Purpose: Vorinostat (V) at levels >2.5 µM enhances chemotherapy in vitro. Yet the approved oral dose of 400 mg inconsistently achieves this level in patients. We developed an intermittent oral pulse-dose schedule of V to increase serum levels. We combined V with the cyclin dependent kinase inhibitor flavopiridol (F) which increases V-induced apoptosis.
Experimental design: One week before combination treatment, V alone was given daily for 3d (cycle -1). Then V was given on d1-3 and d8-10, and F on d2 and d9, every 21-d. Due to neutropenia, this was modified to V on d1-3 and d15-17, and F on d2 and d16, every 28-d. Bolus and split-dose F schedules were studied.
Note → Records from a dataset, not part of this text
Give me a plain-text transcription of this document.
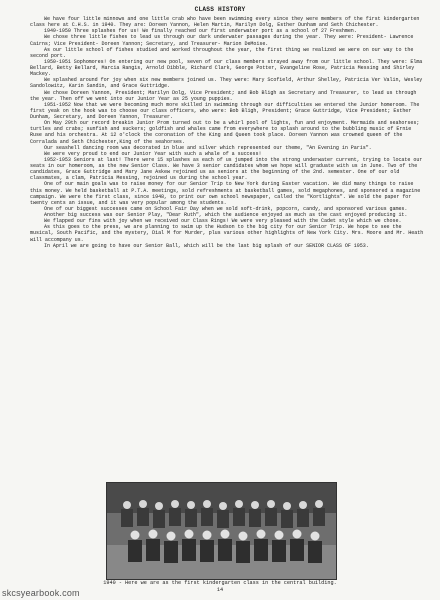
CLASS HISTORY

We have four little minnows and one little crab who have been swimming every since they were members of the first kindergarten class here at C.H.S. in 1940. They are: Doreen Yannon, Helen Martin, Marilyn Dolg, Esther Dunham and Seth Chichester.

1949-1950 Three splashes for us! We finally reached our first underwater port as a school of 27 Freshmen.

We chose three little fishes to lead us through our dark underwater passages during the year. They were: President- Lawrence Cairns; Vice President- Doreen Yannon; Secretary, and Treasurer- Marion DeMoise.

As our little school of fishes studied and worked throughout the year, the first thing we realized we were on our way to the second port.

1950-1951 Sophomores! On entering our new pool, seven of our class members strayed away from our little school. They were: Elma Bellard, Betty Bellard, Marcia Rangis, Arnold Dibble, Richard Clark, George Potter, Evangeline Rose, Patricia Messing and Shirley Mackey.

We splashed around for joy when six new members joined us. They were: Mary Scofield, Arthur Shelley, Patricia Ver Valin, Wesley Sandolowitz, Karin Sandin, and Grace Guttridge.

We chose Doreen Yannon, President; Marilyn Dolg, Vice President; and Bob Bligh as Secretary and Treasurer, to lead us through the year. Then off we went into our Junior Year as 25 young puppies.

1951-1952 Now that we were becoming much more skilled in swimming through our difficulties we entered the Junior homeroom. The first yeak on the hook was to choose our class officers, who were: Bob Bligh, President; Grace Guttridge, Vice President; Esther Dunham, Secretary, and Doreen Yannon, Treasurer.

On May 29th our record breakin Junior Prom turned out to be a whirl pool of lights, fun and enjoyment. Mermaids and seahorses; turtles and crabs; sunfish and suckers; goldfish and whales came from everywhere to splash around to the bubbling music of Ernie Ruse and his orchestra. At 12 o'clock the coronation of the King and Queen took place. Doreen Yannon was crowned queen of the Corralada and Seth Chichester,King of the seahorses.

Our seashell dancing room was decorated in blue and silver which represented our theme, "An Evening in Paris".

We were very proud to end our Junior Year with such a whale of a success!

1952-1953 Seniors at last! There were 15 splashes as each of us jumped into the strong underwater current, trying to locate our seats in our homeroom, as the new Senior Class. We have 3 senior candidates whom we hope will graduate with us in June. Two of the candidates, Grace Guttridge and Mary Jane Askew rejoined us as seniors at the beginning of the 2nd. semester. One of our old classmates, a clam, Patricia Messing, rejoined us during the school year.

One of our main goals was to raise money for our Senior Trip to New York during Easter vacation. We did many things to raise this money. We held basketball at P.T.A. meetings, sold refreshments at basketball games, sold megaphones, and sponsored a magazine campaign. We were the first class, since 1948, to print our own school newspaper, called the "Kortlights". We sold the paper for twenty cents an issue, and it was very popular among the students.

One of our biggest successes came on School Fair Day when we sold soft-drink, popcorn, candy, and sponsored various games.

Another big success was our Senior Play, "Dear Ruth", which the audience enjoyed as much as the cast enjoyed producing it.

We flapped our fins with joy when we received our Class Rings! We were very pleased with the Cadet style which we chose.

As this goes to the press, we are planning to swim up the Hudson to the big city for our Senior Trip. We hope to see the musical, South Pacific, and the mystery, Dial M for Murder, plus various other highlights of New York City. Mrs. Moore and Mr. Heath will accompany us.

In April we are going to have our Senior Ball, which will be the last big splash of our SENIOR CLASS OF 1953.

1940 - Here we are as the first kindergarten class in the central building.
14
skcsyearbook.com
Results: 34 patients were treated. On the 21-d schedule, the maximum tolerated dose (MTD) was V 600 mg/d and F 60 mg/m(2) bolus. On the 28-d schedule, the MTD was V 800 mg/d and F 30 mg/m(2) over 30 min and 30 mg/m(2) over 4 h. V C(max) at the 800 mg dose was 4.8 µM (± 2.8). V C(max) ≥ 2.5 µM was achieved in 86% of patients at the MTD. F increased the C(max) of V by 27% (95% CI 11%-43%). F C(max) of ≥ 2 µM was achieved in 90% of patients. 8 patients had stable disease for on average 5.5 m (range 1.6-13.2 m).
Conclusions: Intermittent high dose oral V in combination with F is feasible and achieves target serum levels >2.5 µM. V concentrations higher than previously reported with oral dosing were achieved.